17:15	Hiroshi Suzuki (Waseda University, Japan) Reiko Hishiyama (Waseda University, Japan) An analysis of expert knowledge transmission using machine translation services SPEAKER: unknown ABSTRACT. Due to globalization, there is an increase in not only the use of machine translation service but also in the risk of failure to transfer.
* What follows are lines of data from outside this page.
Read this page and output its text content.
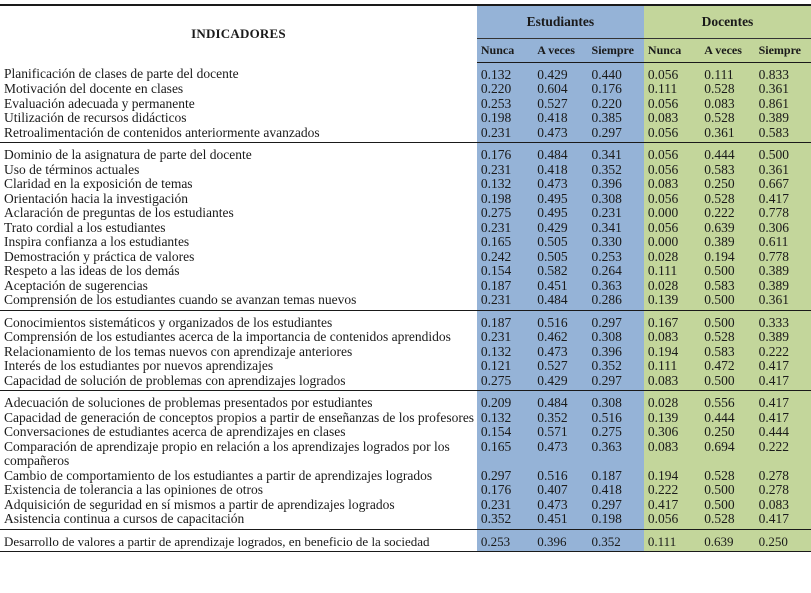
INDICADORES	Estudiantes			Docentes		
	Nunca	A veces	Siempre	Nunca	A veces	Siempre
Planificación de clases de parte del docente	0.132	0.429	0.440	0.056	0.111	0.833
Motivación del docente en clases	0.220	0.604	0.176	0.111	0.528	0.361
Evaluación adecuada y permanente	0.253	0.527	0.220	0.056	0.083	0.861
Utilización de recursos didácticos	0.198	0.418	0.385	0.083	0.528	0.389
Retroalimentación de contenidos anteriormente avanzados	0.231	0.473	0.297	0.056	0.361	0.583
Dominio de la asignatura de parte del docente	0.176	0.484	0.341	0.056	0.444	0.500
Uso de términos actuales	0.231	0.418	0.352	0.056	0.583	0.361
Claridad en la exposición de temas	0.132	0.473	0.396	0.083	0.250	0.667
Orientación hacia la investigación	0.198	0.495	0.308	0.056	0.528	0.417
Aclaración de preguntas de los estudiantes	0.275	0.495	0.231	0.000	0.222	0.778
Trato cordial a los estudiantes	0.231	0.429	0.341	0.056	0.639	0.306
Inspira confianza a los estudiantes	0.165	0.505	0.330	0.000	0.389	0.611
Demostración y práctica de valores	0.242	0.505	0.253	0.028	0.194	0.778
Respeto a las ideas de los demás	0.154	0.582	0.264	0.111	0.500	0.389
Aceptación de sugerencias	0.187	0.451	0.363	0.028	0.583	0.389
Comprensión de los estudiantes cuando se avanzan temas nuevos	0.231	0.484	0.286	0.139	0.500	0.361
Conocimientos sistemáticos y organizados de los estudiantes	0.187	0.516	0.297	0.167	0.500	0.333
Comprensión de los estudiantes acerca de la importancia de contenidos aprendidos	0.231	0.462	0.308	0.083	0.528	0.389
Relacionamiento de los temas nuevos con aprendizaje anteriores	0.132	0.473	0.396	0.194	0.583	0.222
Interés de los estudiantes por nuevos aprendizajes	0.121	0.527	0.352	0.111	0.472	0.417
Capacidad de solución de problemas con aprendizajes logrados	0.275	0.429	0.297	0.083	0.500	0.417
Adecuación de soluciones de problemas presentados por estudiantes	0.209	0.484	0.308	0.028	0.556	0.417
Capacidad de generación de conceptos propios a partir de enseñanzas de los profesores	0.132	0.352	0.516	0.139	0.444	0.417
Conversaciones de estudiantes acerca de aprendizajes en clases	0.154	0.571	0.275	0.306	0.250	0.444
Comparación de aprendizaje propio en relación a los aprendizajes logrados por los compañeros	0.165	0.473	0.363	0.083	0.694	0.222
Cambio de comportamiento de los estudiantes a partir de aprendizajes logrados	0.297	0.516	0.187	0.194	0.528	0.278
Existencia de tolerancia a las opiniones de otros	0.176	0.407	0.418	0.222	0.500	0.278
Adquisición de seguridad en sí mismos a partir de aprendizajes logrados	0.231	0.473	0.297	0.417	0.500	0.083
Asistencia continua a cursos de capacitación	0.352	0.451	0.198	0.056	0.528	0.417
Desarrollo de valores a partir de aprendizaje logrados, en beneficio de la sociedad	0.253	0.396	0.352	0.111	0.639	0.250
Especially, it is remarkable when you transmit your country's specific knowledge and know-how, cultural information to foreigner by using machine translation service.To overcome this risk, the adaptation to the translation services from users is also necessary as improving translation's accuracy.Thus, this study focused on transmission effect of teaching a technical knowledge to knowledge receiver having different tongue (Chinese) by using machine translation service. In the experiments, we simulated expert knowledge transmission classes and tasks with system consist of multilingual chat and corpus of terminologies. From evaluating transmission, this study reveals how Chinese knowledge receiver could have learned depending on the pattern of organizational structure and the level of detail of the information. Furthermore, from analyzing these results and system data, this study reveals that symbol and number are well used in the groups having good result and, finally, propose how to use the machine translation in transmitting technical knowledge.